Es fehlt bloß ebensogut an allem wie an nichts; es ist, als ob sich das Blut oder die Luft verändert hätte, eine geheimnisvolle Krankheit hat den kleinen Ansatz zu Genialem der früheren Zeit verzehrt, aber alles funkelt von Neuheit, und zum Schluß weiß man nicht mehr, ob wirklich die Welt schlechter geworden sei oder man selbst bloß älter. Dann ist endgültig eine neue Zeit gekommen.
Musil, Mann ohne Eigenschaften, I.16
So hatte sich also die Zeit geändert, wie ein Tag, der strahlend blau beginnt und sich sacht verschleiert, und hatte nicht die Freundlichkeit besessen, auf Ulrich zu warten. Er vergalt es seiner Zeit damit, daß er die Ursache der geheimnisvollen Veränderungen, die ihre Krankheit bildeten, indem sie das Genie aufzehrten, für ganz gewöhnliche Dummheit hielt. Durchaus nicht in einem beleidigenden Sinn.

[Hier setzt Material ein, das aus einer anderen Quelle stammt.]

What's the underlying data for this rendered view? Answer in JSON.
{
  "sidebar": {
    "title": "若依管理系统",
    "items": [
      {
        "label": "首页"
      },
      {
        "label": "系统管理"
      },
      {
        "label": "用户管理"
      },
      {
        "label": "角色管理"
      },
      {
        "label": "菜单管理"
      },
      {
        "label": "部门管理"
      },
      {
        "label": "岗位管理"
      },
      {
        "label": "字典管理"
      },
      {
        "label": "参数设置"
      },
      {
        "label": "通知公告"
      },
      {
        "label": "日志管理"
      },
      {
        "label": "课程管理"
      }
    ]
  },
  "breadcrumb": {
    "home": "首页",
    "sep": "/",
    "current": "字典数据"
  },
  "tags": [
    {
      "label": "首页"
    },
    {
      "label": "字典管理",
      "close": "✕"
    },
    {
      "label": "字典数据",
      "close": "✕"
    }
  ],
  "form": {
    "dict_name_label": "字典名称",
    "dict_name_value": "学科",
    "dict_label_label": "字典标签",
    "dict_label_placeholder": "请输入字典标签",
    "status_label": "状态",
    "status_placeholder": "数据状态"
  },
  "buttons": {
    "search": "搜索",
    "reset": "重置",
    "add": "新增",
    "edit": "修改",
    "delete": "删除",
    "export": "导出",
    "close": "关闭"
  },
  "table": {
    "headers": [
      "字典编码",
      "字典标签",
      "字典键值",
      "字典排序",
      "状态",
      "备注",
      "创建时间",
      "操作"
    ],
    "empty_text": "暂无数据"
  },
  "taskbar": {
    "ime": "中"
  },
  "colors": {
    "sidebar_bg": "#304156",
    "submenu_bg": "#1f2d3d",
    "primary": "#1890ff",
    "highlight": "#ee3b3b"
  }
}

Denn wenn die Dummheit nicht von innen dem Talent zum Verwechseln ähnlich sehen würde, wenn sie außen nicht als Fortschritt, Genie, Hoffnung, Verbesserung erscheinen könnte, würde sie nicht dumm sein wollen, und es würde keine Dummheit geben. Zumindest wäre es sehr leicht, sie zu bekämpfen. Aber sie hat leider etwas ungemein Gewinnendes und Natürliches. Wenn man zum Beispiel findet, daß ein Öldruck eine kunstvollere Leistung sei als ein handgemaltes Ölbild, so steckt eben auch eine Wahrheit darin, und sie ist sicherer zu beweisen als die, daß van Gogh ein großer Künstler war. Ebenso ist es sehr leicht und lohnend, als Dramatiker kräftiger als Shakespeare oder als Erzähler ausgeglichener als Goethe zu sein, und ein rechter Gemeinplatz hat immerdar mehr Menschlichkeit in sich als eine neue Entdeckung. Es gibt schlechterdings keinen bedeutenden Gedanken, den die Dummheit nicht anzuwenden verstünde, sie ist allseitig beweglich und kann alle Kleider der Wahrheit anziehen. Die Wahrheit dagegen hat jeweils nur ein Kleid und einen Weg und ist immer im Nachteil.
Nach einer Weile hatte Ulrich aber in Verbindung damit einen wunderlichen Einfall. Er stellte sich vor, der große Kirchenphilosoph Thomas von Aquino, gestorben 1274, nachdem er die Gedanken seiner Zeit unsäglich mühevoll in beste Ordnung gebracht hatte, wäre damit noch gründlicher in die Tiefe gegangen und soeben erst fertig geworden; nun trat er, durch besondere Gnade jung geblieben, mit vielen Folianten unter dem Arm aus seiner rundbogigen Haustür, und eine Elektrische sauste ihm an der Nase vorbei. Das verständnislose Staunen des Doctor universalis, wie die Vergangenheit den berühmten Thomas genannt hat, belustigte ihn. Ein Motorradfahrer kam die leere Straße entlang, oarmig, obeinig donnerte er die Perspektive herauf. Sein Gesicht hatte den Ernst eines mit ungeheurer Wichtigkeit brüllenden Kindes. Ulrich erinnerte sich dabei an das Bild einer berühmten Tennisspielerin, das er vor einigen Tagen in einer Zeitschrift gesehen hatte; sie stand auf der Zehenspitze, hatte das Bein bis über das Strumpfband entblößt und schleuderte das andere Bein gegen ihren Kopf, während sie mit dem Schläger hoch ausholte, um einen Ball zu nehmen; dazu machte sie das Gesicht einer englischen Gouvernante. In dem gleichen Heft war eine Schwimmerin abgebildet, wie sie sich nach dem Wettkampf massieren ließ; zu Füßen und zu Häupten stand ihr je eine ernst zusehende Frauensperson in Straßenkleidung, während sie nackt auf einem Bett am Rücken lag, ein Knie in einer Stellung der Hingabe hochgezogen, und der Masseur daneben hatte die Hände darauf ruhen, trug einen Ärztekittel und blickte aus der Aufnahme heraus, als wäre dieses Frauenfleisch enthäutet und hinge auf einem Haken. Solche Dinge begann man damals zu sehen, und irgendwie muß man sie anerkennen, so wie man die Hochbauten anerkennt und die Elektrizität.